LLMs achieve adult human performance on higher-order theory of mind tasks (2405.18870v2)

Published 29 May 2024 in cs.AI, cs.CL, and cs.HC

Abstract: This paper examines the extent to which LLMs have developed higher-order theory of mind (ToM); the human ability to reason about multiple mental and emotional states in a recursive manner (e.g. I think that you believe that she knows). This paper builds on prior work by introducing a handwritten test suite -- Multi-Order Theory of Mind Q&A -- and using it to compare the performance of five LLMs to a newly gathered adult human benchmark. We find that GPT-4 and Flan-PaLM reach adult-level and near adult-level performance on ToM tasks overall, and that GPT-4 exceeds adult performance on 6th order inferences. Our results suggest that there is an interplay between model size and finetuning for the realisation of ToM abilities, and that the best-performing LLMs have developed a generalised capacity for ToM. Given the role that higher-order ToM plays in a wide range of cooperative and competitive human behaviours, these findings have significant implications for user-facing LLM applications.

PDF HTML Abstract

Assessment of Higher-Order Theory of Mind in LLMs Using Multi-Order Benchmarks

The paper investigates the development of higher-order Theory of Mind (ToM) capabilities in LLMs through a new benchmark suite, the Multi-Order Theory of Mind Question Answer (MoToMQA). The paper evaluates the performance of five LLMs—LaMDA, PaLM, Flan-PaLM, GPT-3.5, and GPT-4—against human adults. Notably, GPT-4 and Flan-PaLM exhibit performance at or near adult human levels, with GPT-4 surpassing human performance on sixth-order ToM inferences.

Introduction to Theory of Mind and Literature Context

ToM is a critical aspect of human social intelligence, enabling individuals to reason about others' mental states and predict behaviors.

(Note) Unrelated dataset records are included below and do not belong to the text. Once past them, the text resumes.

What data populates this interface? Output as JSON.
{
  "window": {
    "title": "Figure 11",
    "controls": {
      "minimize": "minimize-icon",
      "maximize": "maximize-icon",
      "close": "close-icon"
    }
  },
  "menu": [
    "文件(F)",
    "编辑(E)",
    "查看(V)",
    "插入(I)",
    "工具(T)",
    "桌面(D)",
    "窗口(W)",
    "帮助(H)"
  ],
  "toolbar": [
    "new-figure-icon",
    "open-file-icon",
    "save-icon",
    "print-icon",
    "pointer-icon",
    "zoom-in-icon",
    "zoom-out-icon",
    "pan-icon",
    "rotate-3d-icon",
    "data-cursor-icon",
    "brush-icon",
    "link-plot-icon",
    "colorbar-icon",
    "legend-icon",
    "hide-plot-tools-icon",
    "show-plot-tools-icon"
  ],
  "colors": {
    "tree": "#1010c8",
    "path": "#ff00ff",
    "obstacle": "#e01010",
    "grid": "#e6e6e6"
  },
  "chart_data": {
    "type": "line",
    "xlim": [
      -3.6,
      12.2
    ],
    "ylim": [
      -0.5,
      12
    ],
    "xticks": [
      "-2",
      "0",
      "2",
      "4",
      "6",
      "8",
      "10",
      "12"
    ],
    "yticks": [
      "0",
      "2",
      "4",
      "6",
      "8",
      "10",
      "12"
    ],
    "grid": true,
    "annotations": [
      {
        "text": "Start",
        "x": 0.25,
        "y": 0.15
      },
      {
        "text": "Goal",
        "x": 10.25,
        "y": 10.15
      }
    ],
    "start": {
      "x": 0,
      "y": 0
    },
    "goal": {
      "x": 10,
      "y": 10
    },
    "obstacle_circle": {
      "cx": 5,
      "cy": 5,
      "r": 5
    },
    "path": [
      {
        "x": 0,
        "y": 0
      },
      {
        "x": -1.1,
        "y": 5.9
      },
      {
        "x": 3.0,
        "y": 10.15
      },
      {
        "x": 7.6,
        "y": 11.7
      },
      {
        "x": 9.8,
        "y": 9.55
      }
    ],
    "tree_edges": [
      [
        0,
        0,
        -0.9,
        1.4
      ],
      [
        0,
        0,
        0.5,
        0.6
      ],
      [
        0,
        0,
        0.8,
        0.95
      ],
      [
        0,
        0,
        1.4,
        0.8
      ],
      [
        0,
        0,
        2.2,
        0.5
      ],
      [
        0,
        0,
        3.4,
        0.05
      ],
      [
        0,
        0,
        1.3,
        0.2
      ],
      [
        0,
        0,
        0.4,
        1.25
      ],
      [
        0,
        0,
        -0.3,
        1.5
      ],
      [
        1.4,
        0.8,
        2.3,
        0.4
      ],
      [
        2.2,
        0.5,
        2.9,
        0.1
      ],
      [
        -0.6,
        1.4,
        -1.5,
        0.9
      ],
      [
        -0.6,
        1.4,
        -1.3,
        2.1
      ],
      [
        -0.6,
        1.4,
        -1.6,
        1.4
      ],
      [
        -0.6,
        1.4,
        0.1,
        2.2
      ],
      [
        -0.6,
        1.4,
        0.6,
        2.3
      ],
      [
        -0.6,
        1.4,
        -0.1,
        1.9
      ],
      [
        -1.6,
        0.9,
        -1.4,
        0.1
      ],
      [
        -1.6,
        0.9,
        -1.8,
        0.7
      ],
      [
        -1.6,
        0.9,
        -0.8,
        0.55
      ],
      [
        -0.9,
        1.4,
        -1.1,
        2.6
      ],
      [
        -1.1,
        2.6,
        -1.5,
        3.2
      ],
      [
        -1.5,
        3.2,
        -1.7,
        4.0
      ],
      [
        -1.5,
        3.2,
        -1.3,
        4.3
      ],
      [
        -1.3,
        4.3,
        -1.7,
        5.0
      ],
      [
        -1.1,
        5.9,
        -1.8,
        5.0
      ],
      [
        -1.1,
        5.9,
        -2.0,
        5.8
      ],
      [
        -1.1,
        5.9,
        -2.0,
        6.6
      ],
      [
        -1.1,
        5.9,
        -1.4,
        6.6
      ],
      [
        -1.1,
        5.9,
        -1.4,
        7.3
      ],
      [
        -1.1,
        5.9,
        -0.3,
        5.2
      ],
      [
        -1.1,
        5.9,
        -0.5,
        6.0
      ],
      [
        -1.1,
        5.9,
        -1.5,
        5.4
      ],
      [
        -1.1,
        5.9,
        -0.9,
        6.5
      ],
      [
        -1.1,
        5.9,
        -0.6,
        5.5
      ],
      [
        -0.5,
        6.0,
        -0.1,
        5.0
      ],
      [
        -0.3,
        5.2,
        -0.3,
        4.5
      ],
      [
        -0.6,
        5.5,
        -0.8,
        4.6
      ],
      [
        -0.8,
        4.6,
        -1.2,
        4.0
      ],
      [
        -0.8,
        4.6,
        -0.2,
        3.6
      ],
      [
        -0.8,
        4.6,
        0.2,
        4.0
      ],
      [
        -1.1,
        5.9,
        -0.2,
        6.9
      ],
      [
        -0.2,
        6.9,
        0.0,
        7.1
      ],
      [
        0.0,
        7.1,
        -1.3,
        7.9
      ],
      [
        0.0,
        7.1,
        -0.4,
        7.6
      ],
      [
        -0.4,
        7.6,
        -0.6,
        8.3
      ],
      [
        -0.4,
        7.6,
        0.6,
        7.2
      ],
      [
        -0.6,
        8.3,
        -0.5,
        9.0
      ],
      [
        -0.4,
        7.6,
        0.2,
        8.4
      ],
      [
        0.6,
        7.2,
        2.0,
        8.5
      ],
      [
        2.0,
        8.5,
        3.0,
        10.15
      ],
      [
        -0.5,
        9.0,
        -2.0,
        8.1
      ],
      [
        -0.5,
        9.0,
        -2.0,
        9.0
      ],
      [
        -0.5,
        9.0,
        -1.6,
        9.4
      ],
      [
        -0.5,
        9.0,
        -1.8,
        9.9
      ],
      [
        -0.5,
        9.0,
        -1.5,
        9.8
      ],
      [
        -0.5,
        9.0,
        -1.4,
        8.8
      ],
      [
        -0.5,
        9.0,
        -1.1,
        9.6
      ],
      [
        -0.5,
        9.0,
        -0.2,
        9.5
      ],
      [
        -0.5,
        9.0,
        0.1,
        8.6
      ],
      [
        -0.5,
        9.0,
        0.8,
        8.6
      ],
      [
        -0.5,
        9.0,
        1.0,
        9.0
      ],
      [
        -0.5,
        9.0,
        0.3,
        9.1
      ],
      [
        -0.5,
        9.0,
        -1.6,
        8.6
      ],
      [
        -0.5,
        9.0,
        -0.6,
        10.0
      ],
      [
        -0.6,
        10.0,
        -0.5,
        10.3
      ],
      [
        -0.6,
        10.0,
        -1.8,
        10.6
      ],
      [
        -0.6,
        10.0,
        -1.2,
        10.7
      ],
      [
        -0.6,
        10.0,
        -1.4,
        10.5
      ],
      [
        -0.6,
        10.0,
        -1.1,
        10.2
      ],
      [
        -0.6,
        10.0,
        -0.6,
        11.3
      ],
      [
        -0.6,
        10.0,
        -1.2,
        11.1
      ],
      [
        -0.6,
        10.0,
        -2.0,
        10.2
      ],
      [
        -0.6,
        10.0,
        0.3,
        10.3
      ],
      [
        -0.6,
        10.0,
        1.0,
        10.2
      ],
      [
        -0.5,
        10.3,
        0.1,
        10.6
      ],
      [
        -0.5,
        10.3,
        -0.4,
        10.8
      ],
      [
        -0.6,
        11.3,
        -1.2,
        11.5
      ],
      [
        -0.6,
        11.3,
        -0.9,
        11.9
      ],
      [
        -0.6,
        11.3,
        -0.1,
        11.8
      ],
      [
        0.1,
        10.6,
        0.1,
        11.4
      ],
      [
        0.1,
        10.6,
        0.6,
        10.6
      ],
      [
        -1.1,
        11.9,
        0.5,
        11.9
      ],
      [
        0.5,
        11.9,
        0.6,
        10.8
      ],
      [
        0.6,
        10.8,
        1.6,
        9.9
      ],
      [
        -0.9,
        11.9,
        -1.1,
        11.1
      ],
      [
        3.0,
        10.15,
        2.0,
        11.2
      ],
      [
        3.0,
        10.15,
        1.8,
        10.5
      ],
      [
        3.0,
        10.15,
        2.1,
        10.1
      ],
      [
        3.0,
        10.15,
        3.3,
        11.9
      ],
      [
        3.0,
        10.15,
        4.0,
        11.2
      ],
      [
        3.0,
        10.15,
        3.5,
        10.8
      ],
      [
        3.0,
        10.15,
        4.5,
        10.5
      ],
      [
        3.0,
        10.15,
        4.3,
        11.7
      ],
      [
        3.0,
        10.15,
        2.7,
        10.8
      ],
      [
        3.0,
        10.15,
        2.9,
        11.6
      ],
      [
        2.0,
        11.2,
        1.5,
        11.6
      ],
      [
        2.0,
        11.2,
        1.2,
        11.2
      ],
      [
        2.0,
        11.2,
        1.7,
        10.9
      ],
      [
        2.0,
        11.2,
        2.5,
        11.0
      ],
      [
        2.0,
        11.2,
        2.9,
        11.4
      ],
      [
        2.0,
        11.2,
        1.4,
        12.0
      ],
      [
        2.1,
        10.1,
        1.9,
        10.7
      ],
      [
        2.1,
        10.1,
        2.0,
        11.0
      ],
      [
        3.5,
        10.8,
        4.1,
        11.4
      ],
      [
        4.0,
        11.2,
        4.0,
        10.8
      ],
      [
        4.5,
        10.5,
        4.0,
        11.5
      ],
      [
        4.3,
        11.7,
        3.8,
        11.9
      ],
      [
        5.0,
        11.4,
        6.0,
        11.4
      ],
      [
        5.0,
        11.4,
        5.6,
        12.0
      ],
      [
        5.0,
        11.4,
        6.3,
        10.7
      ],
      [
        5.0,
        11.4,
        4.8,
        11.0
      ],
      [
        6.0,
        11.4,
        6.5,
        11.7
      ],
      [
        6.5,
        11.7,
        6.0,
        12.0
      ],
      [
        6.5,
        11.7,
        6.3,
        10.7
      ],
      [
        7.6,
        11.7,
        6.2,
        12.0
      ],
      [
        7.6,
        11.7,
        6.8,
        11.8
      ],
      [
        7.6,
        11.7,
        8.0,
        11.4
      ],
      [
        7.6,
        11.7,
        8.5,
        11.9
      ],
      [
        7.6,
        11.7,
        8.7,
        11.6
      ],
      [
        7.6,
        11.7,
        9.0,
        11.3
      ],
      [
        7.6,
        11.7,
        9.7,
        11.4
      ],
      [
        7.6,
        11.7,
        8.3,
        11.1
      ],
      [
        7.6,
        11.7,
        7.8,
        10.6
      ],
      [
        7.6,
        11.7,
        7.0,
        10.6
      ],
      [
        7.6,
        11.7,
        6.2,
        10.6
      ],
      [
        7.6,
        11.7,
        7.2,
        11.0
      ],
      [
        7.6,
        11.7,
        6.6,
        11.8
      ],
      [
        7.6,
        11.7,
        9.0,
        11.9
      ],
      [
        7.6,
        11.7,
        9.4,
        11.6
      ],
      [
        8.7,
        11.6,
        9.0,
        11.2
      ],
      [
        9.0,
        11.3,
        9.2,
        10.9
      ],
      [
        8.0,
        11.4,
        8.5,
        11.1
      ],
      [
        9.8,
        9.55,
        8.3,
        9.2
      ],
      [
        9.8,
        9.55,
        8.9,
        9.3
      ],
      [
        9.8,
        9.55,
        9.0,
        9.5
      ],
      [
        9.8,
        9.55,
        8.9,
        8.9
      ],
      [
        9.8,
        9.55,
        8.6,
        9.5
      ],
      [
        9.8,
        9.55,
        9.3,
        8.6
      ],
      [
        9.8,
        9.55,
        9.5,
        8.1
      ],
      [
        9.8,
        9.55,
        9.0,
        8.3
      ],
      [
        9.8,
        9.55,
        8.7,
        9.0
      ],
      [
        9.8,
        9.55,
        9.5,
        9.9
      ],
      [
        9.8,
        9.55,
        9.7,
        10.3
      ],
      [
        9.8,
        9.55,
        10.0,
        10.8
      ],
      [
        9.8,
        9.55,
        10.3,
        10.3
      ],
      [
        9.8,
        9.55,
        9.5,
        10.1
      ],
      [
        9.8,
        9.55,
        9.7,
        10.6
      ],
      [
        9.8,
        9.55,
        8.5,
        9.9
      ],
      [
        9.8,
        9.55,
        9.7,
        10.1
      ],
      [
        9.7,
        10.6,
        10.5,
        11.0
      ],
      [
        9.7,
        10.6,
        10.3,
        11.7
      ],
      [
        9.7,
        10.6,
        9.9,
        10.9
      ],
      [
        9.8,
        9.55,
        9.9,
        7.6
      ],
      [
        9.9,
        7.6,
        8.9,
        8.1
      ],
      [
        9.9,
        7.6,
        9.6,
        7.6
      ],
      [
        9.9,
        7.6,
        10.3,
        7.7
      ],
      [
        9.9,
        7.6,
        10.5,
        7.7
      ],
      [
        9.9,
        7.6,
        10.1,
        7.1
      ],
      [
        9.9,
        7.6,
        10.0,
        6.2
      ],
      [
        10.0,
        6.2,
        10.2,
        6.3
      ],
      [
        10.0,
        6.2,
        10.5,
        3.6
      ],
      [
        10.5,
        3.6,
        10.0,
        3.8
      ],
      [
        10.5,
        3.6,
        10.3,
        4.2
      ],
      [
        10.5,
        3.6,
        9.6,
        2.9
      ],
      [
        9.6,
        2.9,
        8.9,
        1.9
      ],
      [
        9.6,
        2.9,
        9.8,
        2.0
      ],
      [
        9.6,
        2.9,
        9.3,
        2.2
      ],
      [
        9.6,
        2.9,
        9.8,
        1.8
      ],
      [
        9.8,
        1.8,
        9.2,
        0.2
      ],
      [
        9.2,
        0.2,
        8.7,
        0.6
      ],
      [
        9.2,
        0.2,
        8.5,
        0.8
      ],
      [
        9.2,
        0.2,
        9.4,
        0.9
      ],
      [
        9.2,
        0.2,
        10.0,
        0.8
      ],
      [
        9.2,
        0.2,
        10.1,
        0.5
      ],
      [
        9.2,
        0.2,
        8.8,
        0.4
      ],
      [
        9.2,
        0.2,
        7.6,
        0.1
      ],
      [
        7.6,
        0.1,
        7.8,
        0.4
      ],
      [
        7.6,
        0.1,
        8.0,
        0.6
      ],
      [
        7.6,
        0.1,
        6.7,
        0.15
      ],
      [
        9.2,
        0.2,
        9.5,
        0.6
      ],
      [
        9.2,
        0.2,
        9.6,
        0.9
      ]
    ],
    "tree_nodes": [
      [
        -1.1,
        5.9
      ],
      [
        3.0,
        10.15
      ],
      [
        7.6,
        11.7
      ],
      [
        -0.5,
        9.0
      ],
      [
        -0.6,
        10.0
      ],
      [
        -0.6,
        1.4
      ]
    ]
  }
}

While previous research has confirmed ToM competencies in LLMs, most studies focus on second-order ToM. This paper extends the assessment to sixth-order ToM through a novel benchmark—MoToMQA—comprising true/false questions derived from short-form stories.

Methodology and Benchmark Design

MoToMQA is based on a validated ToM test for adults, encompassing seven stories with 20 statements each. These statements are categorized into orders and levels to distinguish between mental inferences and factual recall. The benchmark features two prompt conditions for LLMs (human and simplified) and controls for memory in human participants by presenting stories with and without visibility during testing.

Results and Analysis

ToM Task Performance

A comparison of LLM and human performances revealed significant variations:

Best Performing Models: GPT-4 and Flan-PaLM demonstrated superior performance, with no significant differences between them. Both models, however, outperformed GPT-3.5, PaLM, and LaMDA significantly.
Human vs. Models: Humans outperformed Flan-PaLM but showed no significant difference from GPT-4, underscoring GPT-4's capability in higher-order ToM.
Order-Specific Analysis:
- GPT-4 and Flan-PaLM showed high accuracy across all orders, with distinct performance declines aligned with higher order complexities.
- Human performance was significantly higher at fifth-order compared to fourth-order, suggesting a cognitive process enhancement.

Factual Task Performance

Both GPT-4 and Flan-PaLM excelled in factual recall, significantly outperforming other models but not differing significantly from human performance. This highlights the models' learning capacity extends beyond syntactic complexity to factual content comprehension.

Comparative Analysis

Notably, both humans and LLMs showcased better performance on factual tasks compared to ToM tasks, consistent with prior studies. This suggests that ToM reasoning poses a more significant challenge to models, likely due to the necessity of generalizing social knowledge from pretraining data.

Implications and Future Research

The research elucidates the potential of larger, fine-tuned models like GPT-4 and Flan-PaLM in achieving advanced ToM capabilities. This aligns with the notion of scaling laws, where model size and fine-tuning play pivotal roles in realizing ToM competencies. However, ethical considerations arise from such capabilities, including the potential for manipulation and the need for technical guardrails.

Continued investigations should:

Expand benchmarks to include multi-lingual and culturally diverse scenarios.
Extend the testing beyond sixth-order ToM to explore the limits of both human and model capacities.
Incorporate multimodal signals to better align LLM ToM assessments with real-world human interactions.

In conclusion, the paper presents compelling evidence of the advanced ToM capabilities in state-of-the-art LLMs, particularly GPT-4, and elucidates directions for future research to further understand and ethically leverage these capabilities.